Hoyer: No Reprieve for Edward Snowden

Getty Images File Photo

(Barton Gellman/Getty Images File Photo)

Some public officials might be softening on Edward Snowden, but not House Minority Whip Steny H. Hoyer.

At his weekly briefing with reporters on Tuesday morning, the Maryland Democrat said he didn’t believe that Snowden, the former National Security Agency contractor who leaked to the press sensitive information about the organization’s surveillance programs, should receive any reprieve should he wish to return to the United States.

Snowden is currently living in Russia under temporary asylum.

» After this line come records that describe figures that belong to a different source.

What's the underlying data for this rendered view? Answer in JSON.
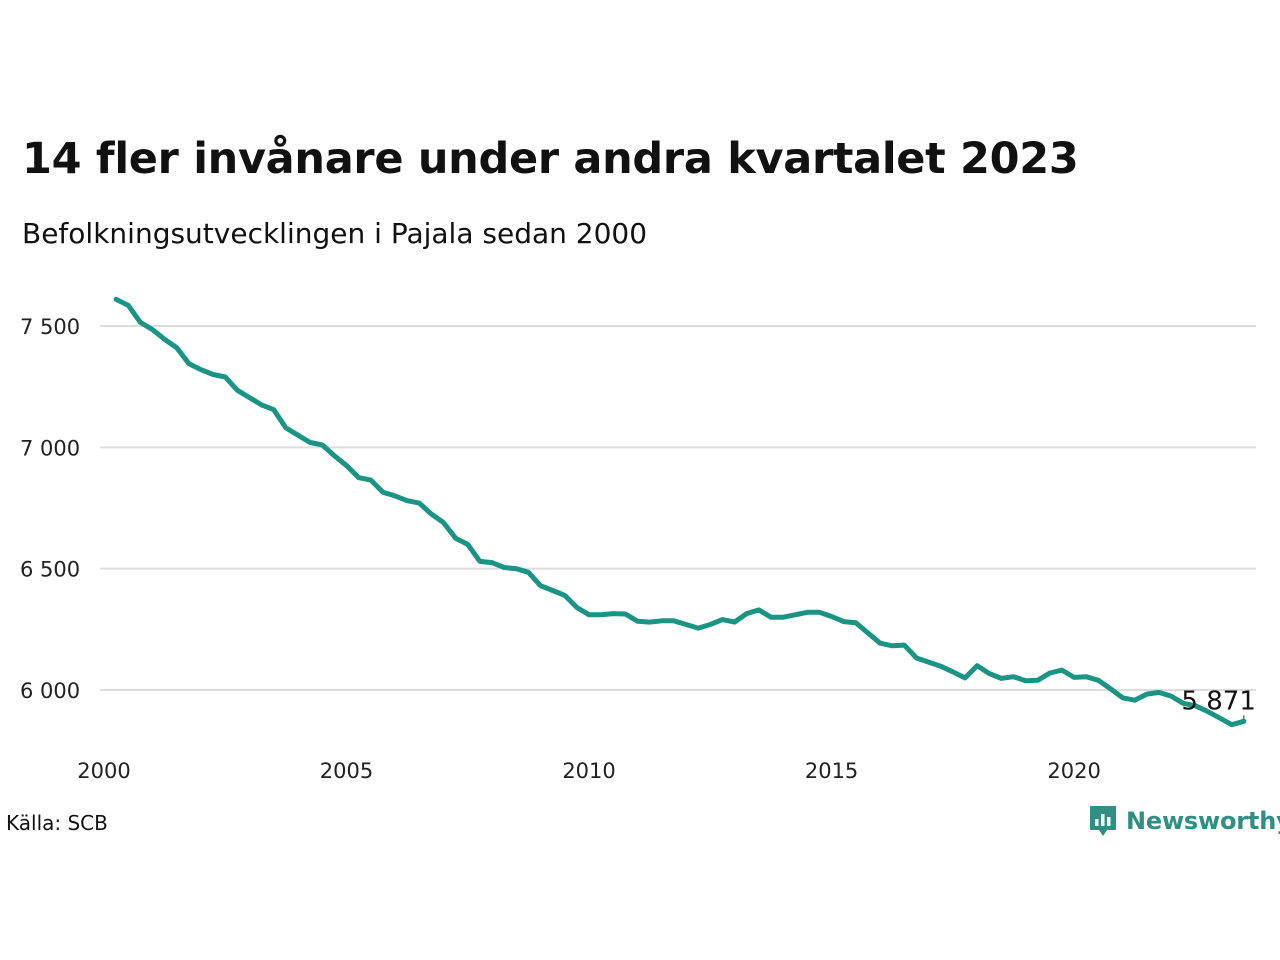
{
  "title": "14 fler invånare under andra kvartalet 2023",
  "subtitle": "Befolkningsutvecklingen i Pajala sedan 2000",
  "source": "Källa: SCB",
  "logo": {
    "text": "Newsworthy",
    "icon": "newsworthy-logo-icon",
    "color": "#2f8f83"
  },
  "chart_data": {
    "type": "line",
    "line_color": "#1a9484",
    "grid": "horizontal",
    "xlim": [
      2000,
      2023.75
    ],
    "ylim": [
      5800,
      7650
    ],
    "x_ticks": [
      2000,
      2005,
      2010,
      2015,
      2020
    ],
    "x_tick_labels": [
      "2000",
      "2005",
      "2010",
      "2015",
      "2020"
    ],
    "y_ticks": [
      6000,
      6500,
      7000,
      7500
    ],
    "y_tick_labels": [
      "6 000",
      "6 500",
      "7 000",
      "7 500"
    ],
    "end_label": "5 871",
    "series": [
      {
        "x": [
          2000.25,
          2000.5,
          2000.75,
          2001.0,
          2001.25,
          2001.5,
          2001.75,
          2002.0,
          2002.25,
          2002.5,
          2002.75,
          2003.0,
          2003.25,
          2003.5,
          2003.75,
          2004.0,
          2004.25,
          2004.5,
          2004.75,
          2005.0,
          2005.25,
          2005.5,
          2005.75,
          2006.0,
          2006.25,
          2006.5,
          2006.75,
          2007.0,
          2007.25,
          2007.5,
          2007.75,
          2008.0,
          2008.25,
          2008.5,
          2008.75,
          2009.0,
          2009.25,
          2009.5,
          2009.75,
          2010.0,
          2010.25,
          2010.5,
          2010.75,
          2011.0,
          2011.25,
          2011.5,
          2011.75,
          2012.0,
          2012.25,
          2012.5,
          2012.75,
          2013.0,
          2013.25,
          2013.5,
          2013.75,
          2014.0,
          2014.25,
          2014.5,
          2014.75,
          2015.0,
          2015.25,
          2015.5,
          2015.75,
          2016.0,
          2016.25,
          2016.5,
          2016.75,
          2017.0,
          2017.25,
          2017.5,
          2017.75,
          2018.0,
          2018.25,
          2018.5,
          2018.75,
          2019.0,
          2019.25,
          2019.5,
          2019.75,
          2020.0,
          2020.25,
          2020.5,
          2020.75,
          2021.0,
          2021.25,
          2021.5,
          2021.75,
          2022.0,
          2022.25,
          2022.5,
          2022.75,
          2023.0,
          2023.25,
          2023.5
        ],
        "y": [
          7610,
          7585,
          7515,
          7485,
          7445,
          7410,
          7345,
          7320,
          7300,
          7290,
          7235,
          7205,
          7175,
          7155,
          7080,
          7050,
          7020,
          7010,
          6965,
          6925,
          6875,
          6865,
          6815,
          6800,
          6780,
          6770,
          6725,
          6690,
          6625,
          6600,
          6530,
          6525,
          6505,
          6500,
          6485,
          6430,
          6410,
          6390,
          6340,
          6310,
          6310,
          6315,
          6313,
          6283,
          6280,
          6285,
          6285,
          6270,
          6255,
          6270,
          6290,
          6280,
          6315,
          6330,
          6300,
          6300,
          6310,
          6320,
          6320,
          6303,
          6282,
          6277,
          6235,
          6193,
          6182,
          6185,
          6132,
          6115,
          6098,
          6075,
          6050,
          6100,
          6068,
          6048,
          6055,
          6038,
          6040,
          6070,
          6082,
          6052,
          6055,
          6040,
          6005,
          5968,
          5958,
          5983,
          5990,
          5975,
          5945,
          5935,
          5912,
          5885,
          5857,
          5871
        ]
      }
    ]
  }
}
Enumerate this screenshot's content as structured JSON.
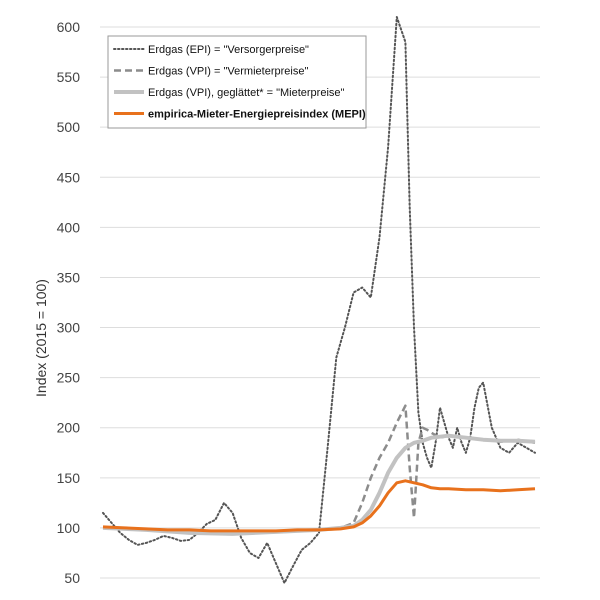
{
  "chart_data": {
    "type": "line",
    "title": "",
    "xlabel": "",
    "ylabel": "Index  (2015 = 100)",
    "ylim": [
      40,
      620
    ],
    "yticks": [
      50,
      100,
      150,
      200,
      250,
      300,
      350,
      400,
      450,
      500,
      550,
      600
    ],
    "grid": "horizontal",
    "legend_position": "top-left",
    "series": [
      {
        "name": "Erdgas (EPI) = \"Versorgerpreise\"",
        "color": "#555555",
        "style": "dotted",
        "width": 2,
        "x": [
          0,
          2,
          4,
          6,
          8,
          10,
          12,
          14,
          16,
          18,
          20,
          22,
          24,
          26,
          28,
          30,
          32,
          34,
          36,
          38,
          40,
          42,
          44,
          46,
          48,
          50,
          52,
          54,
          56,
          58,
          60,
          62,
          64,
          66,
          68,
          70,
          71,
          72,
          73,
          74,
          75,
          76,
          77,
          78,
          79,
          80,
          81,
          82,
          83,
          84,
          85,
          86,
          87,
          88,
          90,
          92,
          94,
          96,
          98,
          100
        ],
        "values": [
          115,
          105,
          95,
          88,
          83,
          85,
          88,
          92,
          90,
          87,
          88,
          95,
          104,
          108,
          125,
          115,
          90,
          75,
          70,
          85,
          65,
          45,
          62,
          78,
          85,
          95,
          180,
          270,
          300,
          335,
          340,
          330,
          390,
          480,
          610,
          585,
          420,
          300,
          215,
          185,
          170,
          160,
          185,
          220,
          205,
          190,
          180,
          200,
          185,
          175,
          190,
          220,
          240,
          245,
          200,
          180,
          175,
          185,
          180,
          175
        ]
      },
      {
        "name": "Erdgas (VPI) = \"Vermieterpreise\"",
        "color": "#8c8c8c",
        "style": "dashed",
        "width": 2.5,
        "x": [
          0,
          5,
          10,
          15,
          20,
          25,
          30,
          35,
          40,
          45,
          50,
          55,
          58,
          60,
          62,
          64,
          66,
          68,
          70,
          71,
          72,
          73,
          74,
          75,
          76,
          78,
          80,
          84,
          88,
          92,
          96,
          100
        ],
        "values": [
          100,
          99,
          98,
          97,
          97,
          96,
          96,
          96,
          96,
          97,
          98,
          100,
          105,
          125,
          150,
          170,
          185,
          205,
          222,
          160,
          110,
          185,
          200,
          198,
          195,
          190,
          192,
          190,
          188,
          186,
          188,
          185
        ]
      },
      {
        "name": "Erdgas (VPI), geglättet* = \"Mieterpreise\"",
        "color": "#c2c2c2",
        "style": "solid",
        "width": 4,
        "x": [
          0,
          10,
          20,
          30,
          40,
          50,
          55,
          58,
          60,
          62,
          64,
          66,
          68,
          70,
          72,
          74,
          76,
          80,
          84,
          88,
          92,
          96,
          100
        ],
        "values": [
          100,
          98,
          95,
          94,
          96,
          98,
          100,
          102,
          108,
          118,
          135,
          155,
          170,
          180,
          185,
          187,
          190,
          192,
          190,
          188,
          187,
          187,
          186
        ]
      },
      {
        "name": "empirica-Mieter-Energiepreisindex (MEPI)",
        "color": "#e8711c",
        "style": "solid",
        "width": 3,
        "x": [
          0,
          5,
          10,
          15,
          20,
          25,
          30,
          35,
          40,
          45,
          50,
          55,
          58,
          60,
          62,
          64,
          66,
          68,
          70,
          72,
          74,
          76,
          78,
          80,
          84,
          88,
          92,
          96,
          100
        ],
        "values": [
          101,
          100,
          99,
          98,
          98,
          97,
          97,
          97,
          97,
          98,
          98,
          99,
          101,
          105,
          112,
          122,
          135,
          145,
          147,
          145,
          143,
          140,
          139,
          139,
          138,
          138,
          137,
          138,
          139
        ]
      }
    ]
  }
}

“Ellsberg didn’t go to the Russians, he didn’t go to the Chinese,” Hoyer said of Daniel Ellsberg, a U.S. military analyst who in 1971 released the Pentagon Papers to the New York Times. “Mr. Snowden chose to expose very, very critical information to the world and I think he needs to come back and answer to those consequences.”

Hoyer continued:

“Think the consequences might be different than they would have been six months ago … I think we cannot have people who are doing secret clearances go to foreign governments, particularly hostile governments, and exposing information … Has Snowden raised serious questions? He has. Are there going to be debates about those serious questions? There will be. Are there concerns about the role that the National Security Agency plays in terms of collecting information? There is. Will all that be considered? It will be. But I don’t think Snowden can be exculpated from the actions that he took clearly in violation of the law and in violation of his oath [and] security clearances … To do so would encourage others to do similar, perhaps with even more devastating consequences.”

  • Peter gelezius

    I assume as long as the administration leaks classified information,it all right.
    This man risked his future to tell us that we have a government agency gone rogue

  • Quendrith Johnson

    Time to reframe the clemency discussion…

  • pitch1934

    Hell, Cheney and his cohorts outed an active CIA agent. I’m still waiting for “charges” to be brought against his grumpiness.

  • Ronny

    Daniel Ellsberg was lucky, the government got caught trying to denigrate him and thus his defence by breaking into his psychiatrists office in an effort to make Ellsberg look mentally unstable, the case was dismissed. So trying to use Ellsberg as an example of how the system works or that staying to face face his accusers (who were actually accused by Ellsberg’s evidence) is ridiculous. Hoyer is a prime example of the intellectual deficiency of the governments argument against Snowden, not to mention that under the Espionage act EJS is severely limited in his ability to defend himself, not to mention the total inadequacy of the Whistleblower laws to protect a WB who does stay and use the WB system, which are designed like a venus fly trap for WBs not as a protection for them or an effective means to legitimately complain or make a report on wrong doing by the government.
    This failure by the government to enact a proper and safe way to do the above makes it (the leaks to the press) the governments fault, and therefore EJS should not face any charges.